Bundle datastream fetches can be scheduled in two ways:

  • Smart schedule

    With smart schedule, data is fetched when all source datastreams are up to date.

    Smart schedule fetches are triggered only by scheduled fetches in the source datastreams, which helps you to further automate data collection.

    Smart schedule can be enabled only when all source datastreams run on the same schedule and for the same time range. The Bundle fetch will start when all source fetches for the same time range are completed.

    For example, if 2 source datastreams are scheduled to perform fetches every day for the previous day, the Bundle datastream with smart schedule will fetch data every day after both source fetches are completed.

    To check the schedules of the source datastreams, click Source datastream image3 in the schedule configuration window.

    image4

    Example of the smart schedule configuration window.

  • Standard schedule

    With the standard schedule, data is fetched based on your schedule.
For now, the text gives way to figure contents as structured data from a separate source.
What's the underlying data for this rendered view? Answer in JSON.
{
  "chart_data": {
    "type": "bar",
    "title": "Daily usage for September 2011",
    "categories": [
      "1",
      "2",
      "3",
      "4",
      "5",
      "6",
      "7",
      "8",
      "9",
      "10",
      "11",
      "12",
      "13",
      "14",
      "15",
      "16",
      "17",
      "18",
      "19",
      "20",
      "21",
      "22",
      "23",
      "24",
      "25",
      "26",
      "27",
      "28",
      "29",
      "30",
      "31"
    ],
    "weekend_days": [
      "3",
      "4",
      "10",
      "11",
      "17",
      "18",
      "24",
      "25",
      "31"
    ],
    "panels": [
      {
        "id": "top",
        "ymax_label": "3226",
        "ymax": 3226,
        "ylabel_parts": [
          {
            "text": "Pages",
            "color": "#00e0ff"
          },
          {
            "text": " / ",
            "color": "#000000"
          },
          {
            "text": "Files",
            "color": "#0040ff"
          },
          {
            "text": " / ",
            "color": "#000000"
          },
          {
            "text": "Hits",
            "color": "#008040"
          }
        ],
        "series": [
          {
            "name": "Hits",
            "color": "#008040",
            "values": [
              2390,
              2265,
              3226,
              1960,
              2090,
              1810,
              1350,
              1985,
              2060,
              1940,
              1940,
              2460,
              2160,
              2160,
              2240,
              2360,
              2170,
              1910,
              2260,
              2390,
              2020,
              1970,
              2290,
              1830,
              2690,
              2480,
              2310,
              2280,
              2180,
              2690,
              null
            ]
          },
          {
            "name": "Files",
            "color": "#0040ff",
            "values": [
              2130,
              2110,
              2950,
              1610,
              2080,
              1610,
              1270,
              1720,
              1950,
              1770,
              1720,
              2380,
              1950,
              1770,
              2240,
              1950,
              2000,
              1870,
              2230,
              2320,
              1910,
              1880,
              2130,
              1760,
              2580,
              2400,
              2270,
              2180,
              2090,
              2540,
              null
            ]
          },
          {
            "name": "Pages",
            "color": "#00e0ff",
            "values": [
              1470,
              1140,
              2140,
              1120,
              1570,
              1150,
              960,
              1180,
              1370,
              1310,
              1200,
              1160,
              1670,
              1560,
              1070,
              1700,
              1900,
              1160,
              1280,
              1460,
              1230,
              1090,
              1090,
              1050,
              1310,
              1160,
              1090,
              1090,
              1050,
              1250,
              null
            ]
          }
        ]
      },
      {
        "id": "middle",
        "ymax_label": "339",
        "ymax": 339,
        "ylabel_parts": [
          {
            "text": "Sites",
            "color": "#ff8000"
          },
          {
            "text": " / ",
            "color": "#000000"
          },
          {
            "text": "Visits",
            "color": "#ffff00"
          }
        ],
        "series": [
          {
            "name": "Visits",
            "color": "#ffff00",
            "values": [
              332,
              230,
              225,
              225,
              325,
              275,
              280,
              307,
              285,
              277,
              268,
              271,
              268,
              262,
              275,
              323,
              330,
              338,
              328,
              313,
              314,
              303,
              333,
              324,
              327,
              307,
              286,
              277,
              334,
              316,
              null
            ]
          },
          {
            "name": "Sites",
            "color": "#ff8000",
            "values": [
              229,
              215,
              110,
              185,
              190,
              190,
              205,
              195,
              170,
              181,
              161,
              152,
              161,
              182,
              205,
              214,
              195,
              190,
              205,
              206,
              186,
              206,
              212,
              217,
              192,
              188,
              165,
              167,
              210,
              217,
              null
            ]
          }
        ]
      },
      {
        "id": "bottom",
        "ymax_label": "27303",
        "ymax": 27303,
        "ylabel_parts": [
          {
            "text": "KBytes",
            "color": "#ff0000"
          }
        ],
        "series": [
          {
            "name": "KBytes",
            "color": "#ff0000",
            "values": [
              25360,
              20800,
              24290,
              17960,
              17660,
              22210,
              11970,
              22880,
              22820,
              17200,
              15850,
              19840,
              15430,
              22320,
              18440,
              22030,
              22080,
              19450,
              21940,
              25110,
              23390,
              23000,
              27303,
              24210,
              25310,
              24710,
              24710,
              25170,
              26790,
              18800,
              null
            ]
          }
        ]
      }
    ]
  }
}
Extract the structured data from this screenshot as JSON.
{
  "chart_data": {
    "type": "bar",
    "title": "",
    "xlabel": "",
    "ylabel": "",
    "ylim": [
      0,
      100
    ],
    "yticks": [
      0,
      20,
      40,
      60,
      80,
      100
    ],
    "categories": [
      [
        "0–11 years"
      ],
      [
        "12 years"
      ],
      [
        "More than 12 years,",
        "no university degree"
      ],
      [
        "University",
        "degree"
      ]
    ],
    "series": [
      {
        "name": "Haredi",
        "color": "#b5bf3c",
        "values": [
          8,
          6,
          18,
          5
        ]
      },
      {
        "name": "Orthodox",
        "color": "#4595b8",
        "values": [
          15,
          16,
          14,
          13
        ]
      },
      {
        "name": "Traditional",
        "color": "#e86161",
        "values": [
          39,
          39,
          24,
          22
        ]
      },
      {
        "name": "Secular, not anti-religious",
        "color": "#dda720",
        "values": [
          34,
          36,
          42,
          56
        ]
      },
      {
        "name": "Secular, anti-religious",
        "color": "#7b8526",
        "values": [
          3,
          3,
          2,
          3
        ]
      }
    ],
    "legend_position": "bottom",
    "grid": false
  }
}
Configuring Bundle’s Data Mapping options#

Bundle has the ability to apply Data Mapping when combining multiple data extracts into a single file. When configuring the Bundle connector, select the Apply Data Mapping checkbox to apply Data Mapping.

Set up Data Mapping on the individual datastreams before running Bundle to combine the data extracts.

If Data Mapping is to be applied during the data extract file combination, the following will occur:

  • Mapped columns from different datastreams are combined into a single column. For example, the mapped columns of campaignName, campaign and ga:campaign from three separate datastreams are combined into the single column of campaign_name.

  • Two new columns are added to the Bundle data extract file, these are as follows:

    • dt_datastream_name - This is the name given to the datastream. For example, Facebook Ads Insights - Q4 2020.

    • dt_datasource - This is the name of the data source. For example, Facebook Ads Insights.

The Apply Data Mapping feature is optional. If the Apply Data Mapping checkbox is not selected then all the columns in the multiple data extracts are displayed with their original names in the combined data extract.

Data extract creation and scheduled dates#

A data extract creation date is not the same as the scheduled date. For example, data extract with a date range of 2021-03-01 to 2021-03-10 fetched on 2021-04-01.

  • The data extract creation date is 2021-04-01.

  • The data extract scheduled date is 2021-03-01.